The reading from Sophonias (Zephaniah) tells of the coming of the Lord to save Israel, to gather her and honor her before all nations: “Sing aloud, O daughter of Zion; shout O Israel…The Lord has taken away the judgment against you, he has cast out your enemies…The King of Israel, the Lord is in your midst…The Lord, your God, is in your midst, a warrior who gives victory…he will save…At that time I will bring you home…I will make you renowned and praised by all the peoples of the earth….”
The reading from Zecharias further prophesies “Rejoice greatly, O daughter of Zion, shout for joy, O daughter of Jerusalem: Behold, thy king comes to thee, meek and seated on an ass and upon a colt, the foal of a beast of burden….”
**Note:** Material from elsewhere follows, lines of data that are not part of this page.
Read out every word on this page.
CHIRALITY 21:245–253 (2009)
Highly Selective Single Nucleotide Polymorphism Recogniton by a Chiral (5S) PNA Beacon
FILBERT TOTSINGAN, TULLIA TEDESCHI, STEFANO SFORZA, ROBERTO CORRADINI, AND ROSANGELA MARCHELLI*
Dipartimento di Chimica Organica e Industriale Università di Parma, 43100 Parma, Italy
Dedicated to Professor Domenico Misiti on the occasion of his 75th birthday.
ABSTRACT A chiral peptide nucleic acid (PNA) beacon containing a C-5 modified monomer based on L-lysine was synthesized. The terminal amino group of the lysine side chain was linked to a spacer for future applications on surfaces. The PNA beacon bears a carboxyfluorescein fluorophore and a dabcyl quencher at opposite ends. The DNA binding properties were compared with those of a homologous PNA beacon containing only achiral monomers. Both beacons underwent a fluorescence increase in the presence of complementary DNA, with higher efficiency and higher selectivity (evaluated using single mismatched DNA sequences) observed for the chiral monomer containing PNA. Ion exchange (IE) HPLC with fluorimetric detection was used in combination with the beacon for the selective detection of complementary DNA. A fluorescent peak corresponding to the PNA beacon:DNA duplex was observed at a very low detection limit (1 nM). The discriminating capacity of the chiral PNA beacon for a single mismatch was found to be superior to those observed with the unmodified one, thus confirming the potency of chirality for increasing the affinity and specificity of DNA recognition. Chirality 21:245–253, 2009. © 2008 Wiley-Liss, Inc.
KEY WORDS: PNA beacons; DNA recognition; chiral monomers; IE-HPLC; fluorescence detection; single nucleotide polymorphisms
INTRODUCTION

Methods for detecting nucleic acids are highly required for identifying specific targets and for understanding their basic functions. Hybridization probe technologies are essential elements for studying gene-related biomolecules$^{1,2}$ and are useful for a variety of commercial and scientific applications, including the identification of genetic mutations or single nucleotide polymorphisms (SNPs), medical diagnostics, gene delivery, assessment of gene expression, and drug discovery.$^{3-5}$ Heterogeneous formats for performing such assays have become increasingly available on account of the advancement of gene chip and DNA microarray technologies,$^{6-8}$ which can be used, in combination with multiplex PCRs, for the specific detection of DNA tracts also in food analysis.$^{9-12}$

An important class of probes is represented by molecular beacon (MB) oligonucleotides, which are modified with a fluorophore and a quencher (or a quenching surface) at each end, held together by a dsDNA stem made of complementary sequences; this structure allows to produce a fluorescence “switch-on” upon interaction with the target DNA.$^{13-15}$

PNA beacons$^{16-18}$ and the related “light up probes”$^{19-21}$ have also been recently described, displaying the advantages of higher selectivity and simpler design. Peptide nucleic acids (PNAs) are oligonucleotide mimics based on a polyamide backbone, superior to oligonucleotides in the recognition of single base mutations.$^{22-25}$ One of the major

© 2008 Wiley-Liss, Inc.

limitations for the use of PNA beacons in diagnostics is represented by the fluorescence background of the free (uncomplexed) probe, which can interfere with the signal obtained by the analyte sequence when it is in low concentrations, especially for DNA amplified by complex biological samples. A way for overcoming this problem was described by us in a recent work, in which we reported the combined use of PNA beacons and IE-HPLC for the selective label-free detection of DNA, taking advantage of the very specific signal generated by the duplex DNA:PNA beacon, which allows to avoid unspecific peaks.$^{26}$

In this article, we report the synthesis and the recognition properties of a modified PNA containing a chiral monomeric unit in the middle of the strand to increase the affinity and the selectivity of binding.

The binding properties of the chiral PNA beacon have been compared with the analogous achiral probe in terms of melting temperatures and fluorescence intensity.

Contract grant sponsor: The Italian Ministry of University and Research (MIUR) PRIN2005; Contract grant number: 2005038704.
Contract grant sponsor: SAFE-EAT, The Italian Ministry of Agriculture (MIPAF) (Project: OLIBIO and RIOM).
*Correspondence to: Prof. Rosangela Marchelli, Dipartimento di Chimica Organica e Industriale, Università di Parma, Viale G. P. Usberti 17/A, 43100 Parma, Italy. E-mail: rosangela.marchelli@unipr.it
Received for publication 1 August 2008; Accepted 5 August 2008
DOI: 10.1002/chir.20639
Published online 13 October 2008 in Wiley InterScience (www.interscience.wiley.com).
But it is the Matins Gospel of Matthew that reveals the meaning of all these things, describes what we see in the icon and gives us the participants and their roles. It speaks of Jesus sending his disciples to the village of Bethphage with instructions to bring the ass tied, and a colt with her and to tell anyone who asks that “the Lord has need of them.” This is to show them the fulfillment of the prophet Zecharias, as quoted above, in this Gospel as well. The disciples cover the ass and the colt with their cloaks and the crowd, who has gathered because they know that Lazarus was raised from the dead, throw their cloaks upon the ground and cut fronds from the palm trees, while the children spread the garments before Christ. The spreading of garments is reserved for kings (see 4 Kings 9: 13). It is the crowd who keeps on saying: “This is Jesus the prophet, the one from Nazareth of Galilee.” The Scribes and chief priests express their disapproval to Jesus that the children are crying out “Hosanna to the Son of David” but Jesus reminds them “Out of the mouths of infants and sucklings thou has perfected praise” (Psalm 8: 2). It may have been these same people who participated in the condemnation of Christ a few days later so the children’s faith is emphasized in the icon by the spreading of garments. The apochryphal Gospel of Nicodemas also speaks of the children’s role (THE MEANING OF ICONS, p.178). The people wanted a kingdom of this world and later renounce Jesus by telling Pilate to “Crucify him”.
The Epistle from Philippians stresses how the child of God follows the way of Christ. He is told to rejoice always; be moderate in all things; remember that the Lord is near so do not be anxious; pray, supplicate God but with thanksgiving “let your petitions be known to God”. Be at peace and practice and hold true what ever is honorable, holy, just, loving, virtuous and all that we have known through Jesus.
The Gospel tells the anointing of Christ by Mary at the house in Bethany of Lazarus while Martha served. Mary anointed the feet of Jesus with a costly ointment and wiped his feet dry with her hair. Judas criticizes her by saying the money could have been used for the poor. John plainly says he is a thief and didn’t care about the poor. This anointing indicates that Christ is both priest and king. Knowing of Lazarus’ resurrection, people followed Jesus to the house in Bethany. Next in the order of events is the sending for the ass (Matthew’s Gospel) and the procession of palms into Jerusalem. John says “The crowd therefore, which was with him when he called Lazarus from the tomb and raised him from the dead, bore witness to him. And the reason why the crowd also went to meet him was that they heard he had worked this sign.” But these things concerning Jesus were not understood by disciples until Jesus was glorified. The entire icon conveys joy and festivity by the colors and movement.